Понимая, видимо, все это, Бонхеффер в другом месте откровенно проговаривает реальное самочувствие людей развитых и имевших возможность хоть что-то менять в этом мире к лучшему: «Мы были немыми свидетелями злых дел, мы прошли огонь и воду, изучили эзопов язык и освоили искусство притворяться, наш собственный опыт сделал нас недоверчивыми к людям, и мы много раз лишали их правды и свободного слова, мы сломлены невыносимыми конфликтами, а может быть, просто стали циниками — нужны ли мы еще? Не гении, не циники, не человеконенавистники, не рафинированные комбинаторы понадобятся нам, а простые, безыскусные, прямые люди. Достанет ли нам внутренних сил для противодействия тому, что нам навязывают, останемся ли мы беспощадно откровенными в отношении самих себя — вот от чего зависит, найдем ли мы снова путь к простоте и прямодушию».

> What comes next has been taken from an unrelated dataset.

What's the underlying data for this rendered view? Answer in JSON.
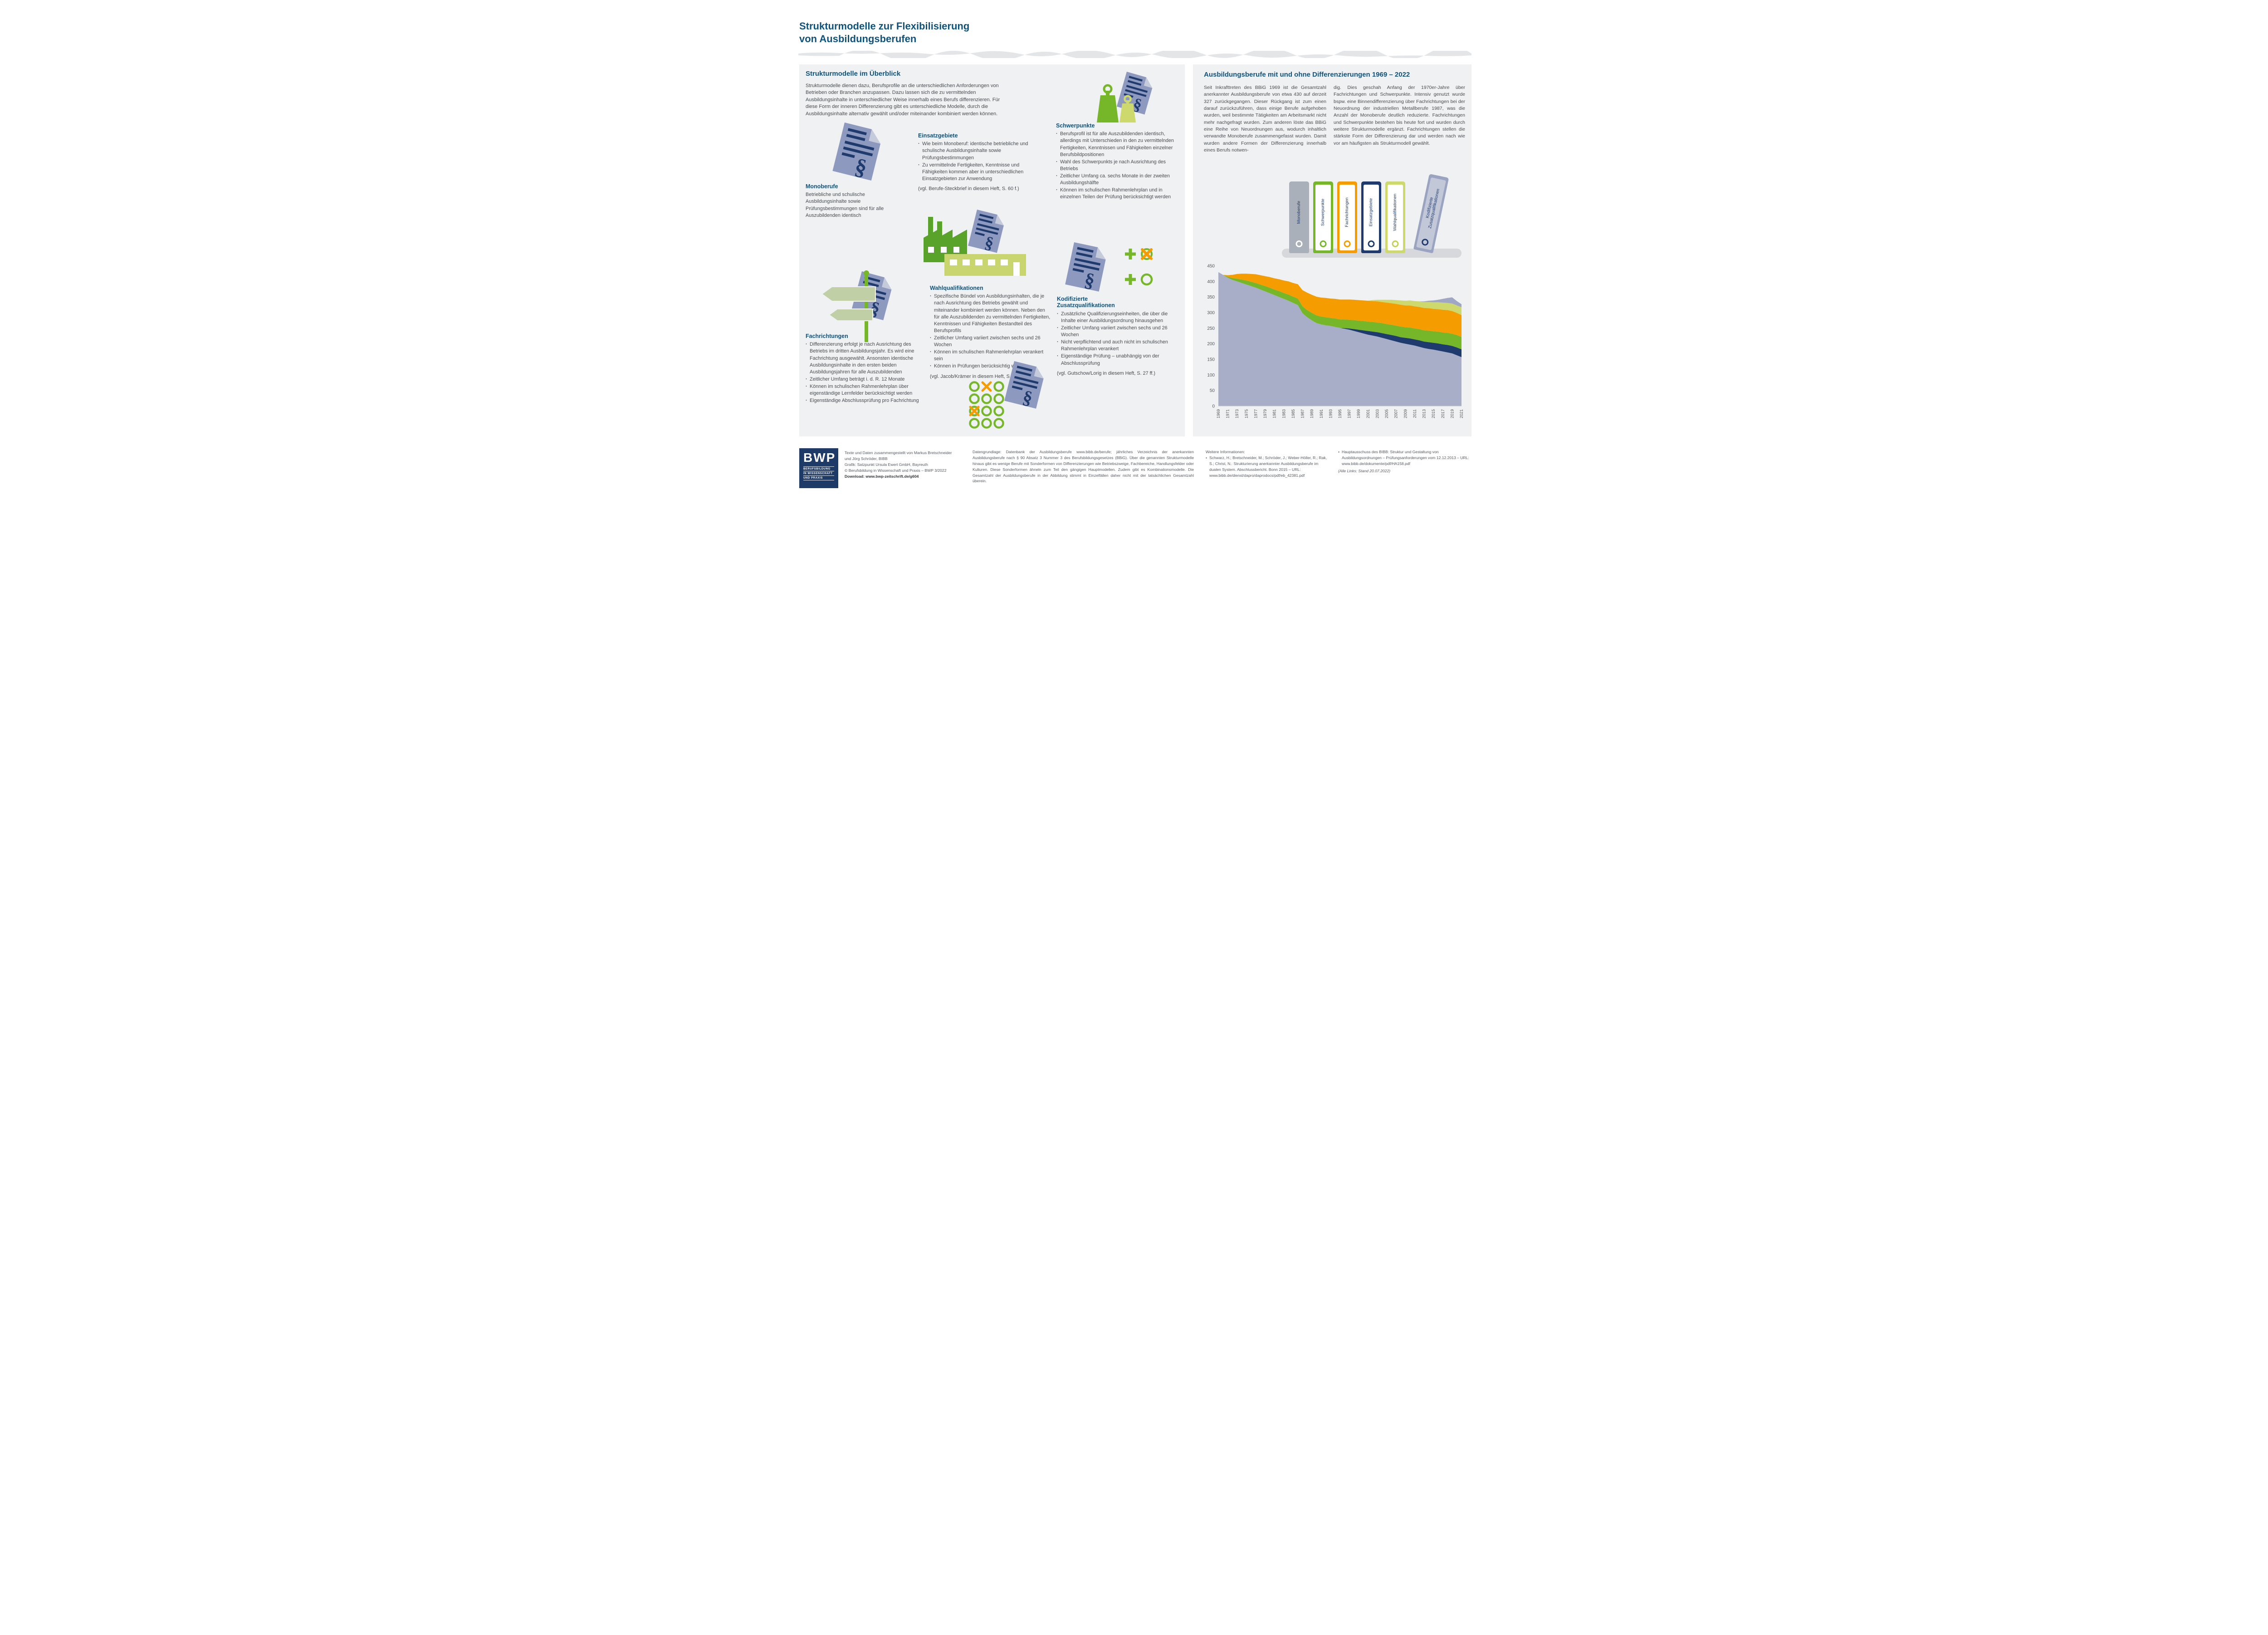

Бонхеффер поставил беглый, но достаточно верный во многих деталях диагноз современному ему христианству, больше заключенный в вопросах, и не предлагающий серьезных методических указаний. Живя в эпоху, где по его стране открыто прошлось зло, он не мог себе позволить игнорировать истоки того, откуда оно могло выползти. Социальные отношения европейских народов развивались по христианским «стандартам» и деградировали, следовательно, они вместе. Задавая себе и своим друзьям вопросы, на которые не всегда находил ответы, все же один ответ он для себя сформулировал вполне отчетливо, назвав это своим кредо:
«Я верю, что Бог из всего, даже из самого дурного, может и хочет сотворить добро. Для этого Ему нужны люди, которые используют все вещи в благих целях. Я верю, что Бог в любой беде стремится дать нам столько силы сопротивления, сколько нам нужно. Но Он не дает ее заранее, чтобы мы полагались не на себя, а лишь на Него. Такая вера должна была бы освободить от всякого страха перед будущим. Я верю, что даже наши ошибки и заблуждения не напрасны и что Богу не сложнее с ними справиться, чем с нашими так называемыми благими делами. Я верю, что Бог — не вневременный фатум, Он ожидает искренней молитвы и ответственных дел и не остается безучастным».
Из этого видно, что он до конца остается в богословии традиционалистом, место же его в экклесиологии вряд ли поддается точному определению. Здесь он, скорее, «совопросник» (1Кор.1:20) некоего грядущего века, наступление которого он предчувствовал. Заслуга его очевидная в том, что вперед он посмотрел достаточно смело. Все ли разглядел верно? Это зависит от тех, кто сумеет так же бесстрашно посмотреть сейчас.